Feb 09, 2011 13:18
O prédio onde os meus pais vivem foi construído nos anos sessenta do século passado, e ainda sobrevivem alguns dos seus moradores originais. É, tirando muito poucas excepções, um prédio de velhos. Muitos dos que nele viviam quando fomos para lá morar, em finais dos anos setenta, já morreram. A maior parte das pessoas novas que se vêem a entrar ou a sair são filhos e sobretudo netos dos moradores. Aquele prédio é um bom representante do estado em que está a pirâmide etária nacional.
Ontem à noite, depois da minha visita habitual da hora do jantar, ía a sair do prédio e encontrei um vizinho, ou melhor o filho de um vizinho. A minha mãe tinha-me dito que o vizinho propriamente dito, um octogenário muito perto de se tornar nonagenário, uma espécie de patriarca do prédio, homem de enorme lucidez e de alguma energia (que vai todos os dias ao hipermercado da zona, mais ou menos dois quilómetros a pé, e que há pouco tempo me levou lá a casa para ver os aparelhos onde faz diariamente os seus exercícios), tinha caído e sido levado para o hospital na segunda-feira de manhã. Estive um pouco à conversa com o sujeito, e inteirar-me do sucedido e do estado de saúde do pai, e fi-lo, mais do que por educação ou mera conveniência, por verdadeiro interesse. Primeiro porque simpatizo muito com o velhote, e depois porque nos velhos dos outros vejo os meus.

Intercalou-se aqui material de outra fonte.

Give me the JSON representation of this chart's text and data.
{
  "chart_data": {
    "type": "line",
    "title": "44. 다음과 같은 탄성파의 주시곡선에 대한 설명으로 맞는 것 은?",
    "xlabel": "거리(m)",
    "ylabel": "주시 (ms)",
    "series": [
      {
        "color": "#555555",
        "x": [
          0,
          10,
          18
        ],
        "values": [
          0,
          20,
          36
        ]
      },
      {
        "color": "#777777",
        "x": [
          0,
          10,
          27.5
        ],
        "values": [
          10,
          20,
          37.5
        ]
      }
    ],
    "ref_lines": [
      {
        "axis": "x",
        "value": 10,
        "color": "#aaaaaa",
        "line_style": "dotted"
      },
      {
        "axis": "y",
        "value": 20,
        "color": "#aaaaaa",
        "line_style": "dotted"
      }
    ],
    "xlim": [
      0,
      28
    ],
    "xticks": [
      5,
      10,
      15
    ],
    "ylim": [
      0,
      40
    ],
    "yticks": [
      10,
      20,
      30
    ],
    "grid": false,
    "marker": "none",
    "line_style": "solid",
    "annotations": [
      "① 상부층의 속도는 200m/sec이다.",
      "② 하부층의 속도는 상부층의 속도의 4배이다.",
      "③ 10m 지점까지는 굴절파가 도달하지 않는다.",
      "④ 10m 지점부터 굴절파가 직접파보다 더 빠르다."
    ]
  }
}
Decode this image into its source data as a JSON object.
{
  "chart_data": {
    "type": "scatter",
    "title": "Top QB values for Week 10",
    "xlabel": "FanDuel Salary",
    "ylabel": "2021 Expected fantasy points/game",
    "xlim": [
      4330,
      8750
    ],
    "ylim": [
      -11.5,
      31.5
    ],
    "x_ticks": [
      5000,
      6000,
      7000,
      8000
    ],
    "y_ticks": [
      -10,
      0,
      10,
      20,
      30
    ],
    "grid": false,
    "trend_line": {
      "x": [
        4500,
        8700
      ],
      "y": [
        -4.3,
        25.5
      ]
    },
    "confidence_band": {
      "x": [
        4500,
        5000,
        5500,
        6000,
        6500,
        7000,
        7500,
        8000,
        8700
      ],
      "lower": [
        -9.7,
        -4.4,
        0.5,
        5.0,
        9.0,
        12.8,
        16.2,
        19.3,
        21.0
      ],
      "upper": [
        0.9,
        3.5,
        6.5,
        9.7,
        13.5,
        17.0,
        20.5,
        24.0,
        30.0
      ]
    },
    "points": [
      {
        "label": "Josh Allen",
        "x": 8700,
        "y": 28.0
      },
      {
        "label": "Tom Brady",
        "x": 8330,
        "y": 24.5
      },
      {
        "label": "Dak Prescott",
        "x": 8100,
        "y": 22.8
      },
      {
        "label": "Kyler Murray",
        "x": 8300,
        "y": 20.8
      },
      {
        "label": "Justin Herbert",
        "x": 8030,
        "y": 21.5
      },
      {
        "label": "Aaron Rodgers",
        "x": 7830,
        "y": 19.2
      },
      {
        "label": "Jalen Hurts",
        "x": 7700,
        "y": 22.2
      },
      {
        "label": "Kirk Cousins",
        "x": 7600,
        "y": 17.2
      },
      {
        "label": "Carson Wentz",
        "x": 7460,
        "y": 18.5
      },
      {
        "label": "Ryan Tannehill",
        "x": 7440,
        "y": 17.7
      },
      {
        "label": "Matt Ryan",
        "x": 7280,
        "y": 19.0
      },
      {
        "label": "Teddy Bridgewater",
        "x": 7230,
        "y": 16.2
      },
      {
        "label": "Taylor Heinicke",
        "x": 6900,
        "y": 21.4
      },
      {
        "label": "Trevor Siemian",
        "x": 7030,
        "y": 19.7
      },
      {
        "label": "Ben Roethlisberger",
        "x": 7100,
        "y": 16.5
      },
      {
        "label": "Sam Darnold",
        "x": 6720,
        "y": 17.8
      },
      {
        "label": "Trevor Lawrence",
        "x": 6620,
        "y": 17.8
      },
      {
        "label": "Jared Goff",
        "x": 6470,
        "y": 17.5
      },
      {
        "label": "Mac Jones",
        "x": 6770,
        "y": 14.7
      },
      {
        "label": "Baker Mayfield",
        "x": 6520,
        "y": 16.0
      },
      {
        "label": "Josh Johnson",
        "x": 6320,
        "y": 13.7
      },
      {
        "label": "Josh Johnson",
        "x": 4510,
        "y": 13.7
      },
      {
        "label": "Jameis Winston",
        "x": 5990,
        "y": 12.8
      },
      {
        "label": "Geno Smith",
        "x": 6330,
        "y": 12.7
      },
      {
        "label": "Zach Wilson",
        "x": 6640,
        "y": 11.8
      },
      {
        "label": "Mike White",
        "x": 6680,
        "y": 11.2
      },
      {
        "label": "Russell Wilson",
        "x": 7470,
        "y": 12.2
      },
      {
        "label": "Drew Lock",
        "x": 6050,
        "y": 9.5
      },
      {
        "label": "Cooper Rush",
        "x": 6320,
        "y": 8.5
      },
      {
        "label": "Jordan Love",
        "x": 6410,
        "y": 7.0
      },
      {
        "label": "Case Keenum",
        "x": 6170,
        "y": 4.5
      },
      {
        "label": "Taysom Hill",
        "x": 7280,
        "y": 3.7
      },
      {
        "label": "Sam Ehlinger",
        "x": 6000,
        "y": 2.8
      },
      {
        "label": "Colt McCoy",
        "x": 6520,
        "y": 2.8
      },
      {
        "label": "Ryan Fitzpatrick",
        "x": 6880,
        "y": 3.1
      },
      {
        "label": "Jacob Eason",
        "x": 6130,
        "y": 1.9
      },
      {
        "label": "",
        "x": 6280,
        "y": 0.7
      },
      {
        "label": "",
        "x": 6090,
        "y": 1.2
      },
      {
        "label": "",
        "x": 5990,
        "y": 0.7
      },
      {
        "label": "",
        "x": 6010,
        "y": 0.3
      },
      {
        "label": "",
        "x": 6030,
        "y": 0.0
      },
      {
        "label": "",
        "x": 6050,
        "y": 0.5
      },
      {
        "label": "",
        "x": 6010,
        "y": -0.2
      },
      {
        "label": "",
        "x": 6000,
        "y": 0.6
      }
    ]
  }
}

Quem vive em Coimbra sabe que o céu da cidade é constantemente cruzado por altíssimos riscos de vapor, deixados pelos inúmeros aviões cuja rota passa na vertical da cidade. Nestes dias de limpíssimo céu azul que têm estado, em qualquer altura que se olhe para cima é provável ver o traçado de um ou mais aviões, quando não calha ver mesmo as próprias das aeronaves, um pontinho de metal cintilante a cruzar o céu distante e de um azul intenso, marcado com o seu fulgurante rastro. Ou, à noite, o piscar das luzes riscando a escuridão celeste.
Pois bem, ontem, estava eu à conversa com o filho do vizinho, e ouvi, ouvi clara e distintamente, o ruído muito longínquo do motor de um avião. Acho que foi a primeira vez que me aconteceu. Ouve-se muitas vezes o metralhar do rotor dos helicópetros, nas suas idas e vindas dos hospitais. Mais raramente ouve-se, e quase nunca se vê, o estrondo dos aviões militares de alguma base aérea da zona. Mas assim, um avião, daqueles que são um ponto vago de luz lá muito ao longe, acho que foi a primeira. Claro que me concentrei imediata e exclusivamente no barulho do avião e, por uns momentos, deixei pura e simplesmente de prestar atenção ao que me estava a dizer o filho do vizinho. E lembrei-me da canção do Caetano (que é uma das minhas preferidas): "while my eyes, go looking for flying saucers in the sky".